There are further advantages:

  • Control: The export clearance responsibilities rest with the seller under FCA. By assuming this responsibility, the seller gains greater control over the export process and can ensure the proper documentation is obtained promptly and accurately. This minimizes the challenges associated with relying on the buyer for proof of export.
  • Clarity: Both parties have a shared understanding that the seller is responsible for export clearance, facilitating smoother workflow and minimizing potential misunderstandings. Effective communication ensures timely provision of necessary export documentation.

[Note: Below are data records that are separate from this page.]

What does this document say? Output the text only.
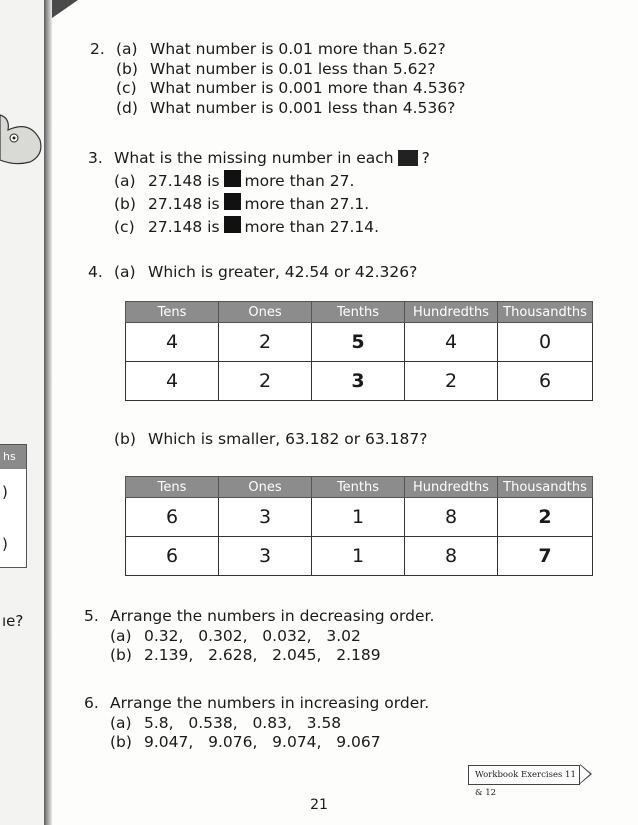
hs
)
)
ıe?
2. (a) What number is 0.01 more than 5.62?
(b) What number is 0.01 less than 5.62?
(c) What number is 0.001 more than 4.536?
(d) What number is 0.001 less than 4.536?
3. What is the missing number in each ?
(a) 27.148 is more than 27.
(b) 27.148 is more than 27.1.
(c) 27.148 is more than 27.14.
4. (a) Which is greater, 42.54 or 42.326?
Tens	Ones	Tenths	Hundredths	Thousandths
4	2	5	4	0
4	2	3	2	6
(b) Which is smaller, 63.182 or 63.187?
Tens	Ones	Tenths	Hundredths	Thousandths
6	3	1	8	2
6	3	1	8	7
5. Arrange the numbers in decreasing order.
(a) 0.32,   0.302,   0.032,   3.02
(b) 2.139,   2.628,   2.045,   2.189
6. Arrange the numbers in increasing order.
(a) 5.8,   0.538,   0.83,   3.58
(b) 9.047,   9.076,   9.074,   9.067
Workbook Exercises 11 & 12
21
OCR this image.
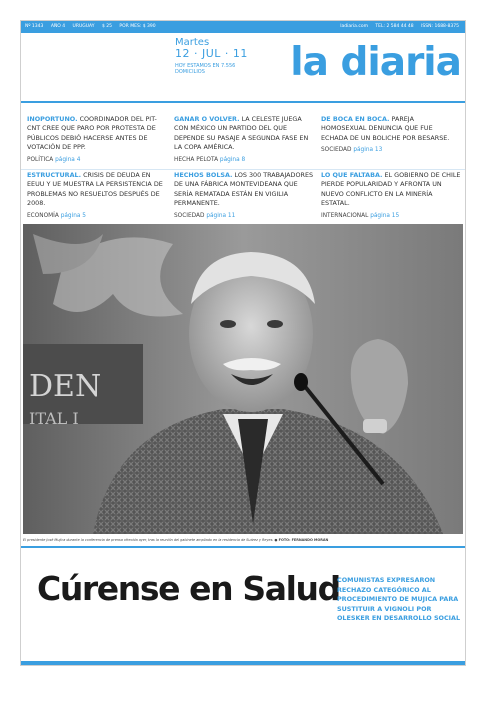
Nº 1343 AÑO 4 URUGUAY $ 25 POR MES: $ 390	ladiaria.com TEL: 2 584 44 48 ISSN: 1688-8375
Martes
12 · JUL · 11
HOY ESTAMOS EN 7.556 DOMICILIOS	la diaria
INOPORTUNO. COORDINADOR DEL PIT-CNT CREE QUE PARO POR PROTESTA DE PÚBLICOS DEBIÓ HACERSE ANTES DE VOTACIÓN DE PPP.
POLÍTICA página 4
GANAR O VOLVER. LA CELESTE JUEGA CON MÉXICO UN PARTIDO DEL QUE DEPENDE SU PASAJE A SEGUNDA FASE EN LA COPA AMÉRICA.
HECHA PELOTA página 8
DE BOCA EN BOCA. PAREJA HOMOSEXUAL DENUNCIA QUE FUE ECHADA DE UN BOLICHE POR BESARSE.
SOCIEDAD página 13
ESTRUCTURAL. CRISIS DE DEUDA EN EEUU Y UE MUESTRA LA PERSISTENCIA DE PROBLEMAS NO RESUELTOS DESPUÉS DE 2008.
ECONOMÍA página 5
HECHOS BOLSA. LOS 300 TRABAJADORES DE UNA FÁBRICA MONTEVIDEANA QUE SERÍA REMATADA ESTÁN EN VIGILIA PERMANENTE.
SOCIEDAD página 11
LO QUE FALTABA. EL GOBIERNO DE CHILE PIERDE POPULARIDAD Y AFRONTA UN NUEVO CONFLICTO EN LA MINERÍA ESTATAL.
INTERNACIONAL página 15
DEN
ITAL I
El presidente José Mujica durante la conferencia de prensa ofrecida ayer, tras la reunión del gabinete ampliado en la residencia de Suárez y Reyes. ● FOTO: FERNANDO MORÁN
Cúrense en Salud
COMUNISTAS EXPRESARON RECHAZO CATEGÓRICO AL PROCEDIMIENTO DE MUJICA PARA SUSTITUIR A VIGNOLI POR OLESKER EN DESARROLLO SOCIAL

  • Broader market: Selling EXW limits the seller to the subset of customers that can arrange export clearance in the UK - either through their own formal presence or with strong logistics partners who will take on the potential liabilities of making declarations to HMRC. In most industries, there are many other buyers who do not have that wherewithal and sellers can more easily acquire or arrange access to expertise in export procedures and documentation requirements in their home market. By taking on export clearance responsibilities, the seller can access a wider global market and a stronger negotiating posiiton.


When proof of export is required, companies should carefully evaluate the benefits and drawbacks of both delivery terms and consider adopting FCA to ensure smoother export processes, efficient communication, and compliance with documentation requirements. Effective collaboration between buyers and sellers remains crucial for successful international transactions under any chosen delivery terms.